Видел он флаги и толпы, выстрелы и сражения, лидеров и тиранов, время разбивалось об эти утесы, и щепки летели в стороны, как океанские брызги, но разглядеть в этой мощи то, что, единственное, от него впоследствии осталось, то, что интересовало Игоря не только по профессии, но и в живом секрете его души, разглядеть хоть мельком эпоху «модерн», рисующего Врубеля или пишущего Блока – это ни за что. То, что осталось от всей этой грандиозной истории, то, что так потом лелеялось и сберегалось его коллегами во времени, в том числе и им самим, то, что составляло сокровища мировой и национальной культуры, совершенно не было видимо в этом бурлящем под Игорем котле, в этом историческом вареве. А ведь он, Игорь Одоевцев, по сравнению с теми, кто варился под ним в этом котле, то всплывая на поверхность, то окончательно погружаясь, он по сравнению с ними УЖЕ ЗНАЛ, что НА САМОМ ДЕЛЕ с ними происходит, они – нет, но именно им, незнающим, дано было видеть (хоть бы и не узнавать) то ЖИВОЕ, что так хотелось повидать ему на правах очевидца: им было дано, ему нет. Им было дано жить, ему знать. Барьер был непреодолим: он видел только то, что знало ЕГО время. Он хотел поглядеть, чего оно не знало, – тут-то и возникали рябь, помеха, не знаем, как это назвать, «эффектом Одоевцева», что ли.
Не только невидимо, но и глумилось над ним… под ним…
Зачем на сто четырнадцатом году полета потянуло его снизиться над временем настолько, чтобы подробно разглядеть разрушенную северную русскую деревню, обожженную в этот миг каким-то удивительным дождем, отвесным и крупным, как град, таким пунктирным, как рисуют дети, разглядеть животное, крупное и рогатое, с упорством под дождем жующее как бы по слогам («Корова!

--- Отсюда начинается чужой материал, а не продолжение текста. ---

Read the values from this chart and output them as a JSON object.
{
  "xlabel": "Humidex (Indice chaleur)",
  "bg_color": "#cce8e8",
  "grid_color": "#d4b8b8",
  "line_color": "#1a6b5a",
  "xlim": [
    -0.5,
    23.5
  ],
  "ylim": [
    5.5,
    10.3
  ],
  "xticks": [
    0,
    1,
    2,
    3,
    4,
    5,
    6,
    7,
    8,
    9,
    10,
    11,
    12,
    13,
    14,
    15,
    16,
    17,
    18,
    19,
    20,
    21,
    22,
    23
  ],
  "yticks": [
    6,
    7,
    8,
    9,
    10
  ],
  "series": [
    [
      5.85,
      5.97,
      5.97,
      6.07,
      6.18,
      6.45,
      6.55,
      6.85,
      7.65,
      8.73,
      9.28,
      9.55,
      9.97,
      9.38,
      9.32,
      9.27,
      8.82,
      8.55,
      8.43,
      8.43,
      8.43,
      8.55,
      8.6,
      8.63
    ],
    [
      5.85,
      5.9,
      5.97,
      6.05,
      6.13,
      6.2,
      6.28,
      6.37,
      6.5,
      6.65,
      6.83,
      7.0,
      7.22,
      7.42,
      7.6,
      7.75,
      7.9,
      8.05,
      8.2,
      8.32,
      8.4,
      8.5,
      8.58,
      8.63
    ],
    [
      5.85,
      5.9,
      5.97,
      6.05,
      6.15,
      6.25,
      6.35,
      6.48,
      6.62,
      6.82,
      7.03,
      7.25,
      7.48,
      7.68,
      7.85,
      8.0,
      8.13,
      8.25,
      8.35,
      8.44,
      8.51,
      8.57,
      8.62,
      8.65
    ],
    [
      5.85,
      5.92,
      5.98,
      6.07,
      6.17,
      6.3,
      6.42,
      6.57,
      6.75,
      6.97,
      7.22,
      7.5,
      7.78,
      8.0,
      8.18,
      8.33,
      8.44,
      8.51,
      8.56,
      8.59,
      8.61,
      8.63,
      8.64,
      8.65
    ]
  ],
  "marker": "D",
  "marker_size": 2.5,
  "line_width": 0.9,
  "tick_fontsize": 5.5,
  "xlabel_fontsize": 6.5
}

Это же корова!» – догадался он); значит, кто-то здесь еще, последний, жил, с чердака покосившегося домика доносился, примешиваясь к гармоническому шуму дождя, аритмичный, предынфарктный будто стучок какого-то разваливающегося, древнего механизма… «Это я, это я», – ни с того ни с сего стучок вдруг совпал с ударами его сердца: бессмысленно и обиженно заглянул он в чердачное окно: темно, никого, только в стекло билась бабочка… при чем тут это? Что там обронили в трех веках? Ее уже давным-давно не было, той покинутой деревеньки: она заросла крепкими избами, людей набежало, все они шли к восставшему из праха храму, в красных рубашках под малиновый звон.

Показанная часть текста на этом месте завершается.